Rédigé par leral.net le Vendredi 27 Octobre 2017 à 08:33 | | 0 commentaire(s)|

Le président indépendantiste catalan, Carles Puigdemont, lors d'une session parlementaire à Barcelone, le 26 octobre 2017 Photo LLUIS GENE. AFP

Le gouvernement espagnol devrait obtenir vendredi le feu vert du Sénat pour prendre le contrôle de la Catalogne, une mesure sans précédent en 40 ans de démocratie à laquelle les séparatistes pourraient répliquer par une déclaration d’indépendance.

La rupture semble consommée entre la Catalogne et l’Espagne, dont les rapports n’ont cessé de se tendre depuis le début des années 2010. 

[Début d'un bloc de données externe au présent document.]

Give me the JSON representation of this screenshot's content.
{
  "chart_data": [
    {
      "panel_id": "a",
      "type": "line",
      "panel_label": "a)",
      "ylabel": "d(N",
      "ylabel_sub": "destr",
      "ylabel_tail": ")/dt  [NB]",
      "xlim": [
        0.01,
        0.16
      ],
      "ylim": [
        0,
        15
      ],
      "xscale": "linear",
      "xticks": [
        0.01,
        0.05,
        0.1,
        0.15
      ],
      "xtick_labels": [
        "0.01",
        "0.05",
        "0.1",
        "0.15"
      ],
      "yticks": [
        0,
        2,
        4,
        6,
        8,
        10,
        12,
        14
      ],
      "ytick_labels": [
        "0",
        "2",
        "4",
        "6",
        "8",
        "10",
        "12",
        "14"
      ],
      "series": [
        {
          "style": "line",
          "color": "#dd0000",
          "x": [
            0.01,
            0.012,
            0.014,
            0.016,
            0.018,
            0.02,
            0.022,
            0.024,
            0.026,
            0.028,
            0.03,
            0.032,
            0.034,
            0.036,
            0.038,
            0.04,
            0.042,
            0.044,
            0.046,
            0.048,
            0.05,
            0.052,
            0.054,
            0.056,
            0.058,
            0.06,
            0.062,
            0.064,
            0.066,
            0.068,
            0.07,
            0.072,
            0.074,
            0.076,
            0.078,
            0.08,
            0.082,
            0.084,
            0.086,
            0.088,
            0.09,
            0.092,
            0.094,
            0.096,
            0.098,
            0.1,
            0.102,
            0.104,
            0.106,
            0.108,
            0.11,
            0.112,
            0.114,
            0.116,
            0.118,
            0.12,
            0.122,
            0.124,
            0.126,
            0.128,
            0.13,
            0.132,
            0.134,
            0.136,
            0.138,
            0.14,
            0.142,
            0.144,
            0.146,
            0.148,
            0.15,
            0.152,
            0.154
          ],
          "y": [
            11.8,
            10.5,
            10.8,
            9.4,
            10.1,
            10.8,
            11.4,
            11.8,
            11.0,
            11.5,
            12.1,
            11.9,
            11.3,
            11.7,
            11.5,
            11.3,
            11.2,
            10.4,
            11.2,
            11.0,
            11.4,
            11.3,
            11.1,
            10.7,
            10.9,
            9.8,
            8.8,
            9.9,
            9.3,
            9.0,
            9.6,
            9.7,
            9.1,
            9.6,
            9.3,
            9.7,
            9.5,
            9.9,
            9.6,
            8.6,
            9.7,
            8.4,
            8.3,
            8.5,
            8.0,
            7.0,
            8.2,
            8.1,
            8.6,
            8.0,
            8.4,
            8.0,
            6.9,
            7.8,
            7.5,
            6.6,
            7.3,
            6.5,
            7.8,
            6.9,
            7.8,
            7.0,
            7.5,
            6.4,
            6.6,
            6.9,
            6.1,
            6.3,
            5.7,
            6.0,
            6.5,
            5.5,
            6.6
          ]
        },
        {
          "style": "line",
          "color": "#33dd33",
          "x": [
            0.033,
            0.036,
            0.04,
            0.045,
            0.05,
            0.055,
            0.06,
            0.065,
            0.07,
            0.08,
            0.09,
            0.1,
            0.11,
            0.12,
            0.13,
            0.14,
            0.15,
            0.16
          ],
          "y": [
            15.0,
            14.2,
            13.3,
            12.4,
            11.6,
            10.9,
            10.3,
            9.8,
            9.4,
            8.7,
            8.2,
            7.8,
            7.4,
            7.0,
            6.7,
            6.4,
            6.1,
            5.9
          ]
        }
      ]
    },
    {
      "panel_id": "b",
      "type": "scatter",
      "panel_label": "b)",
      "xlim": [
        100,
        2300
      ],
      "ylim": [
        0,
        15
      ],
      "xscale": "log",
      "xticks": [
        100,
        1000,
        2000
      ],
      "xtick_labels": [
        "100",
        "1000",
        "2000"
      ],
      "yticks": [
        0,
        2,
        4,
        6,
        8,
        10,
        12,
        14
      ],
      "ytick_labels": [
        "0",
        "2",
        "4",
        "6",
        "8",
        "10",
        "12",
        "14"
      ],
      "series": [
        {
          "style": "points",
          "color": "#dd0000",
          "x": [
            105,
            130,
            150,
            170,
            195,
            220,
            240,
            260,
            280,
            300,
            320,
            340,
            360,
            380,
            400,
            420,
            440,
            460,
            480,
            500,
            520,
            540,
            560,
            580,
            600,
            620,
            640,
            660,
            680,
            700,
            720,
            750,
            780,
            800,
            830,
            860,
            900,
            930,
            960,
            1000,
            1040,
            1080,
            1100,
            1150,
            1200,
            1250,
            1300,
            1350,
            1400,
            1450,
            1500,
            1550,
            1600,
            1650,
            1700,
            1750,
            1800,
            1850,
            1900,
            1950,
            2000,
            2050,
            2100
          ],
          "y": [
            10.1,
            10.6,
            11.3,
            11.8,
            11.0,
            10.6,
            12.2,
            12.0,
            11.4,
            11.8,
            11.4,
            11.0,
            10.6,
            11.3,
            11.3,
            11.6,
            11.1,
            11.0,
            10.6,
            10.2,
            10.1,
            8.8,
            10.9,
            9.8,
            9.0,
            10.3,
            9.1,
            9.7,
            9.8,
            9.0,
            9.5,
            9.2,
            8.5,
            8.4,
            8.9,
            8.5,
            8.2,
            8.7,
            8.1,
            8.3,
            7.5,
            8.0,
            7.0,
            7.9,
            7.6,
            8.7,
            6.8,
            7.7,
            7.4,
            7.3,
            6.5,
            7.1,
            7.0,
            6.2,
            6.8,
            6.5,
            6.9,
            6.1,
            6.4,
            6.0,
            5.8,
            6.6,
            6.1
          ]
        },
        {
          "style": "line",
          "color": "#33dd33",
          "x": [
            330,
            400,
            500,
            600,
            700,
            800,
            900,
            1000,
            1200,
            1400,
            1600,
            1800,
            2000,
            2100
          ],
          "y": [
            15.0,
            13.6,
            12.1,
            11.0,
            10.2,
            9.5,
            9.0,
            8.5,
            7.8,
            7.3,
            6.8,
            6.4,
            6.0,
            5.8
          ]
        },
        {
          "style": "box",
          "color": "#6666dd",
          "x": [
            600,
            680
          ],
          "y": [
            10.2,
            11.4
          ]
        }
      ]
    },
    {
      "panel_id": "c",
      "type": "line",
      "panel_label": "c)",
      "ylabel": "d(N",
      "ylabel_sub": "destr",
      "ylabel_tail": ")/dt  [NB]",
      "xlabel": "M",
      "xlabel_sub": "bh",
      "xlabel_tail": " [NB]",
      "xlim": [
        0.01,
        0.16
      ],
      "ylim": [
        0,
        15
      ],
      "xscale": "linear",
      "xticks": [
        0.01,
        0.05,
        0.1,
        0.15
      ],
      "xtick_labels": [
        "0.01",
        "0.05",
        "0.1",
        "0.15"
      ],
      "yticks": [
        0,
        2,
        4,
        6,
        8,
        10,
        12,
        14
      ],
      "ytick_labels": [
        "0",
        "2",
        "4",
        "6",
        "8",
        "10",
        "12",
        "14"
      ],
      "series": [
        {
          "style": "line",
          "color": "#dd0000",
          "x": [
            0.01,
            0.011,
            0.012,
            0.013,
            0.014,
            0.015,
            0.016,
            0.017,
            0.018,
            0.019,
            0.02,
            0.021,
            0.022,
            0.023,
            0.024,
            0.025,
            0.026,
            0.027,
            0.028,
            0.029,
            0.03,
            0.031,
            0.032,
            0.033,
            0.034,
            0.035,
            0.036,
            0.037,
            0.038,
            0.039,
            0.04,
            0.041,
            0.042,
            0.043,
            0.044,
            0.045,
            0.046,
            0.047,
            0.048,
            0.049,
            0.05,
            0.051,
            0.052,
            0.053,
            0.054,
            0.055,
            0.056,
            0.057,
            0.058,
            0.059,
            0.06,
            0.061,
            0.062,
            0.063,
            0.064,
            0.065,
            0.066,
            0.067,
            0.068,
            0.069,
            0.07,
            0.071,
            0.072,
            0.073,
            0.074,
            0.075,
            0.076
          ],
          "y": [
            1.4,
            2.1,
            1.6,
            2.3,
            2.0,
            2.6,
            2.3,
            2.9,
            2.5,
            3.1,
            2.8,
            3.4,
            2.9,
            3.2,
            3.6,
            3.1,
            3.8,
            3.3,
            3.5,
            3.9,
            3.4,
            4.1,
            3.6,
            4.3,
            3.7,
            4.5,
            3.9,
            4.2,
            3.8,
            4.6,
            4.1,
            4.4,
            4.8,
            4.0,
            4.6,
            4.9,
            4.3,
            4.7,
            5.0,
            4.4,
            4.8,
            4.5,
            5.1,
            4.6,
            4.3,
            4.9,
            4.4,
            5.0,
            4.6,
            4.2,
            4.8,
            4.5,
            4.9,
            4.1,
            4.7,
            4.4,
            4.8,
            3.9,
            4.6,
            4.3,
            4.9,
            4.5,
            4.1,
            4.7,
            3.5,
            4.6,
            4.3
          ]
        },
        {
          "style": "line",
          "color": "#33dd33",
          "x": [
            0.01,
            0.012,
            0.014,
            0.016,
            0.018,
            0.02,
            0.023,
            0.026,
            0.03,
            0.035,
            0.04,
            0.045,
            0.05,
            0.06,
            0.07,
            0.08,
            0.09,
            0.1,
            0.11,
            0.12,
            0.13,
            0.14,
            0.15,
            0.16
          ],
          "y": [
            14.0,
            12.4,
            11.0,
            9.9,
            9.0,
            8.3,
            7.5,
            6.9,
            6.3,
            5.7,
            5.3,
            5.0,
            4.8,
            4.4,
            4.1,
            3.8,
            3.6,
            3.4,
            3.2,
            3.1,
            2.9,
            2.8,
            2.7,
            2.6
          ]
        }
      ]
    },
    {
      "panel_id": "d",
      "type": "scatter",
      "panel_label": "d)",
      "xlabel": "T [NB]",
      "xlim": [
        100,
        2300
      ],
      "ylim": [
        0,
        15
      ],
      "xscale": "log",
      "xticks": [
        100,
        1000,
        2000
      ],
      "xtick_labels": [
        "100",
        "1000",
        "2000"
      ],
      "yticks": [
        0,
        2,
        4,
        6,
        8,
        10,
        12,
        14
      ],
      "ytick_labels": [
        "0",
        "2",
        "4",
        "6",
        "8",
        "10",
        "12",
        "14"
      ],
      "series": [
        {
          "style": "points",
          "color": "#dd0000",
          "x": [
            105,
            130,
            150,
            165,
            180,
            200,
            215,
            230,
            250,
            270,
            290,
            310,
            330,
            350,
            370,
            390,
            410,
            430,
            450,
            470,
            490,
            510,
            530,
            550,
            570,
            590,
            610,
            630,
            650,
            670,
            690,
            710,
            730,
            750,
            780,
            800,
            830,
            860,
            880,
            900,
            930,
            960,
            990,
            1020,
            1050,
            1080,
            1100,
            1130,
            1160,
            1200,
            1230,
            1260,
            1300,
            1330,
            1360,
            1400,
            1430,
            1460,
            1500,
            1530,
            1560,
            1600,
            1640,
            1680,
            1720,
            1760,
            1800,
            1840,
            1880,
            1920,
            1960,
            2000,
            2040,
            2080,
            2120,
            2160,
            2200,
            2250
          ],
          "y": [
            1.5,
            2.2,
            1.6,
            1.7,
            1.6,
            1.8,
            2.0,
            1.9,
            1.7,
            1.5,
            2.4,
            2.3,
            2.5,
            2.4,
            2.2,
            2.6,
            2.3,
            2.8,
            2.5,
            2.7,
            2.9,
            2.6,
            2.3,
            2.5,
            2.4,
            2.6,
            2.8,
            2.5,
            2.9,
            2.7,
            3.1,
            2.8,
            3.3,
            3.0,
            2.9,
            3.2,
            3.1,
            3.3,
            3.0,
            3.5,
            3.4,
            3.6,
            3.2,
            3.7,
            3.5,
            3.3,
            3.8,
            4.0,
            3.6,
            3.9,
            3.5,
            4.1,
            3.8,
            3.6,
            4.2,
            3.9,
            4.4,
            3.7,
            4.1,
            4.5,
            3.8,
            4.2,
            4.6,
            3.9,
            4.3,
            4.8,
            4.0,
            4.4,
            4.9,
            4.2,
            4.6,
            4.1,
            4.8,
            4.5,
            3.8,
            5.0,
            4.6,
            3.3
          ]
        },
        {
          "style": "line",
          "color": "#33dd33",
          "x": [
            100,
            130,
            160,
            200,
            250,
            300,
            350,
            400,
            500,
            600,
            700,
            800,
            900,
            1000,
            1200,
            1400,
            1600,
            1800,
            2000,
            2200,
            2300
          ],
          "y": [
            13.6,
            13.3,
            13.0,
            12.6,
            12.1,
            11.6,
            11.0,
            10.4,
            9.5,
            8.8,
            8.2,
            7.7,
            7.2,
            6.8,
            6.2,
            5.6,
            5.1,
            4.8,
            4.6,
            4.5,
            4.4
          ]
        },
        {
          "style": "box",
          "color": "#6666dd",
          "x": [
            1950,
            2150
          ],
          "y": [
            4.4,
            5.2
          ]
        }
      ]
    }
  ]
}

Et même si elle n’a fait aucun mort, cette crise politique a franchi un nouveau palier et inquiète le reste de l’Europe qui la suit de près, même si l’UE se garde d’intervenir. 

Face aux menaces de sécession proférées par les indépendantistes, les mesures envisagées par le gouvernement conservateur de Mariano Rajoy sont désormais drastiques: destitution de l’exécutif indépendantiste de la région, mise sous tutelle de sa police, de son Parlement et de ses médias publics pendant une période pouvant durer six mois, avant des élections régionales en 2018.

Pour défendre ces mesures, M. Rajoy participera à la séance cruciale de débats au Sénat, qui doit débuter vers 08h00 GMT (10h00 locales) vendredi.

Son parti disposant d’une confortable majorité des sénateurs, ceux-ci devraient donc accorder au gouvernement l’autorisation de faire usage d’un article de la Constitution très délicat et encore jamais utilisé, le 155. 

Cet article permet à l’Etat de prendre le contrôle d’une «communauté autonome si elle ne respecte pas les obligations qui lui sont imposées par la Constitution ou d’autres lois».

- 'La République nous attend' -

Le gouvernement a assuré vouloir uniquement en faire usage pendant six mois, pour «restaurer l’ordre constitutionnel» et même «la concorde», alors que les Catalans sont divisés sur la question de l’indépendance.

Il s’agit de «préserver la reprise économique, l’emploi, la tranquillité des familles, qui sont en danger du fait de décisions capricieuses, unilatérales et illégales du gouvernement» catalan, a assuré jeudi la vice-présidente du gouvernement, Soraya Saenz de Santamaria.

Mais ces mesures risquent d’entraîner une forte résistance -se voulant pacifique- en Catalogne, une région très attachée à cette autonomie récupérée après la fin de la dictature franquiste (1939-1975).
Les grandes associations indépendantistes ANC et Omnium Cultural, dont les dirigeants avaient été placés en détention pour «sédition» à la mi-octobre, ont lancé des appels à manifester devant le parlement catalan dès vendredi matin, avec le slogan: «La République nous attend, il faudra la défendre».

La mise sous tutelle de la région pourrait contribuer à alimenter le ressentiment contre le Parti populaire (PP) de M. Rajoy, qui avait déjà obtenu que la Cour constitutionnelle rabote en 2010 le statut d’autonomie de la Catalogne. Beaucoup estiment qu’elle pourrait même contribuer à y renforcer le sentiment indépendantiste.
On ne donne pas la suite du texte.